I, like many of my classmates before me, believes that Stiglitz offers the most comprehensive and balanced theories we studied thus far. His main concerns seem to be centered on three things – 1) globalization seems to leave out the developing nations, 2) how to counter global warming economically, and 3) the dangers of the US reserve.

All three of his concerns are near and dear to all of us. As globalization expands, the more powerful players unavoidably take advantage of the developing countries as each of them fights for most benefits to their firms. Many of the policies then determined leaves out the developing countries, which lack the technical or geographical capabilities to develop and export their goods.

I am currently taking an economic geography class and we have visited many of the same concerns that Stiglitz have for the developing countries, particularly their inability to efficiently compete on the global market due to exporting difficulties. I find Stiglitz to be ingenious in incorporating his ideas on alleviating global warming with helping the developing nations in the global market.

Through his envisioned system where firms will be taxed for their pollution, not only does it help alleviate global warming, it also helps the firms in the developing countries to compete with other high tech firms which now have to bear a cost closer to the actual production cost.

Since we are limited to 400 words, I would like to quickly touch on the last main argument for Stiglitz. Stiglitz has drawn out for us the reality in today’s world – the dollar in not as powerful and stable as it used to be due to the fact that developing countries has consistently used the US dollar as a reserve currently, which puts US in danger of over-borrowing.

I have always thought that even though we are aware of the major problems in society (ie. inequality), it is unrealistic if we only sit around and talk about the same solutions (that is not realistically applicable) over and over again. Yet Stiglitz actually pointed out a problem and offered a viable solution – he argued for the creation of a universal currency. Not only will this aid globalization, it will also solve the US reserve problem.

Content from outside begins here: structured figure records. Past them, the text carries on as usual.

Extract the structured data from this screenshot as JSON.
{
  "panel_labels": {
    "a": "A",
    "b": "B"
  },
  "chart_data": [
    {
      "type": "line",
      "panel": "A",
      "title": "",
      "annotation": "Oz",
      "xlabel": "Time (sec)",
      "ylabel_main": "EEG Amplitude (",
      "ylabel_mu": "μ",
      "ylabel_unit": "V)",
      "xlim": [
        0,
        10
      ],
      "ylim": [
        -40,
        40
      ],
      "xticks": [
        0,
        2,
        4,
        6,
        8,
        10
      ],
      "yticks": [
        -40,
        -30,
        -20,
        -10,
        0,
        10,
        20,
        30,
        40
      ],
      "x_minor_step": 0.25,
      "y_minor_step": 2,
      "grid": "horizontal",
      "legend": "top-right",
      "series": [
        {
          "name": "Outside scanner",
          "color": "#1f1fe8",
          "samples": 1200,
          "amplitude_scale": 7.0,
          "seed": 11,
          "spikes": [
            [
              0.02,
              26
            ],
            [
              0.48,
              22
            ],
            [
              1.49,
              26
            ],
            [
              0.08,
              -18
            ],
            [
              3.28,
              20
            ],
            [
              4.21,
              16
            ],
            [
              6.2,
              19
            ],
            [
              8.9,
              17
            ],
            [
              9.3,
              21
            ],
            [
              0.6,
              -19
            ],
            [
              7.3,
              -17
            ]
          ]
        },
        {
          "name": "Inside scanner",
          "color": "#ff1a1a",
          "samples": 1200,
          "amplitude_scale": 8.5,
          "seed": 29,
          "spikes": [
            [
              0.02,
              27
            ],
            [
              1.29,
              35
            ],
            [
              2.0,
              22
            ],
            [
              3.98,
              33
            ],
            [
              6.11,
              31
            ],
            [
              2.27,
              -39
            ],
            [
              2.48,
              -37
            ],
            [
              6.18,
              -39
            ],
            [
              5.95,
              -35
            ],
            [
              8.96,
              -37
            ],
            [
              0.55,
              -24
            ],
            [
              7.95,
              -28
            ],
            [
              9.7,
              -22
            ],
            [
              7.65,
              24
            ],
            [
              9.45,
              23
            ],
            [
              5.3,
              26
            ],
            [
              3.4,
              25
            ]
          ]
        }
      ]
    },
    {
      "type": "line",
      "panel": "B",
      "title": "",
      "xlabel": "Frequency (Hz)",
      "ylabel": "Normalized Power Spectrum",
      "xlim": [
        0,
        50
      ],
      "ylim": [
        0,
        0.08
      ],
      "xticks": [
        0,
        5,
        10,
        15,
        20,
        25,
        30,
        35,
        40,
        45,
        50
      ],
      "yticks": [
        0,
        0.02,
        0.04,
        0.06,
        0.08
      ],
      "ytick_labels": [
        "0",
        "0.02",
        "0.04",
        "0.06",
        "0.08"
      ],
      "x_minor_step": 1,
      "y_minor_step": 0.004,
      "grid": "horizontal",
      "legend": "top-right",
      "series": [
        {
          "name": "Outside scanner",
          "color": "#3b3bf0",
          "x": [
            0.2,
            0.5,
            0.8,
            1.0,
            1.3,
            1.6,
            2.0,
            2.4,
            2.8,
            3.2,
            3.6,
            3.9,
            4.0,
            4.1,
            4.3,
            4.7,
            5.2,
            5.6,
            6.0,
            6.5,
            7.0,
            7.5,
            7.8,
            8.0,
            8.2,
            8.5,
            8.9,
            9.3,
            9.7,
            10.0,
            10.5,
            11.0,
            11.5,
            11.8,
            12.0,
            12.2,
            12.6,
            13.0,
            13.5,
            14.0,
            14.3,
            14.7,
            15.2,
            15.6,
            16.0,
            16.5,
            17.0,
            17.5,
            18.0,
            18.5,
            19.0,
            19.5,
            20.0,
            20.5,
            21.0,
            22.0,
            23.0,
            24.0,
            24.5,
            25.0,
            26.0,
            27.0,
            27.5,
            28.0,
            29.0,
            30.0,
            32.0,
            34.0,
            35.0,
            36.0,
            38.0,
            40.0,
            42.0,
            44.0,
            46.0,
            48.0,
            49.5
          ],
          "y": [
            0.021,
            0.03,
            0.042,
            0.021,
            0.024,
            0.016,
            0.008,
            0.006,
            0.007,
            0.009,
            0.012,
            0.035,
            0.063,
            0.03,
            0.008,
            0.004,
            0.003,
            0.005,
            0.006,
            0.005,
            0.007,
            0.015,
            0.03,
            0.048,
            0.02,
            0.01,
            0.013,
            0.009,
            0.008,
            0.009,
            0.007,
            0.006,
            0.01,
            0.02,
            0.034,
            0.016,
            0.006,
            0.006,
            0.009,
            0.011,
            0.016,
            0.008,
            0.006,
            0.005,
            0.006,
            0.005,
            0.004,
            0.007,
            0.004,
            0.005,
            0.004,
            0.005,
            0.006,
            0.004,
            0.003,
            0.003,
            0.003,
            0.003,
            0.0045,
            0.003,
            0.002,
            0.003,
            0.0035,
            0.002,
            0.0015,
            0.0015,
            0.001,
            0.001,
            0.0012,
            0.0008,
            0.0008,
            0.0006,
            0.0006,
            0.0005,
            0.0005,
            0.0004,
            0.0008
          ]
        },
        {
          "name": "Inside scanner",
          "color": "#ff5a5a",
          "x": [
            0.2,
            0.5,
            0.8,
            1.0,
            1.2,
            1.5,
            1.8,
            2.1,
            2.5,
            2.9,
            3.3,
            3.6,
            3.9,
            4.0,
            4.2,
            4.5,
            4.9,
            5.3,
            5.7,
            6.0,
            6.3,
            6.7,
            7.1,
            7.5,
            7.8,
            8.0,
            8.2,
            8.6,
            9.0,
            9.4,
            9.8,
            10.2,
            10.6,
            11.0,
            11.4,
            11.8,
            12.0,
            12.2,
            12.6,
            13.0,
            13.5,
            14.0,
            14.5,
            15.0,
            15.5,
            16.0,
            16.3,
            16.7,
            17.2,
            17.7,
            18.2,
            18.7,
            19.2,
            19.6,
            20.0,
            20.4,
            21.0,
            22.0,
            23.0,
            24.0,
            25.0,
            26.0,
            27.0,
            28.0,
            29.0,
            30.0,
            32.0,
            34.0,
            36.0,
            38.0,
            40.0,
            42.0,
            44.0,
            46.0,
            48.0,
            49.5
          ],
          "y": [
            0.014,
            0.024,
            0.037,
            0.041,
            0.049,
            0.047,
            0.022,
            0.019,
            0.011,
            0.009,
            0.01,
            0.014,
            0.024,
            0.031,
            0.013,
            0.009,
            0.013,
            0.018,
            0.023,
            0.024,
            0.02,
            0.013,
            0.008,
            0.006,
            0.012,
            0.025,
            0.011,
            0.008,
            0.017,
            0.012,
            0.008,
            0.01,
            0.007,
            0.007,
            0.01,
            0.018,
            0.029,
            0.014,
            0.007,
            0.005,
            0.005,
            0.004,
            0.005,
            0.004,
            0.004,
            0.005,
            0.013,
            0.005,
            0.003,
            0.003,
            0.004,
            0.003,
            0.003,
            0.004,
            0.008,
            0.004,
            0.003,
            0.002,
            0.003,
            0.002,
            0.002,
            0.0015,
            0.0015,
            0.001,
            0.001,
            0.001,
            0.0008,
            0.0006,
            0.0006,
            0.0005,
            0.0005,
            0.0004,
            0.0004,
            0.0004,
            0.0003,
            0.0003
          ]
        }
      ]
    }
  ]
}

All in all, Stiglitz has offered many viable solutions to different problems we face today, and all of them tie together with each other – the emissions tax helps the developing countries perform better in the global market, the universal currency can be used for emission taxing, and the US reserve problem can be solved with the universal currency.

Tessa Berman

Stiglitz’s pieces point what I find to be the most frustrating aspect of studying political economies: everyone is a critic yet few proactive solutions arise out of such commentary. While it can be extremely satisfying to stick it to the IMF or World Bank, what fundamental changes have these institutions undergone besides changing the rhetoric of their conditionality and lowering their visibility in the face of justifiable criticism? While it is easy to valorize Stiglitz’s commentary and jump on board his politically sensitive, socially aware bandwagon, it would seem that the fight against technocracy is never ending. In reality, it is hard to be taken seriously without declaring oneself an ‘expert.’ It is this dynamic which makes suggestions such as increased openness, or dialogue, or responsiveness harder to actualize than statistics-based proposals to decrease poverty, increase employment, or restructure political systems. Speaking the economic language of development, international relations, etc., is required to break into such policy dictating circles as national governments, international institutions, and even the majority of non-governmental organizations. The lining of Stiglitz’s argument is a reminder that we must be aware of our own historically and geographically specific biases and limitations in order to work towards the global human society Stiglitz alludes to.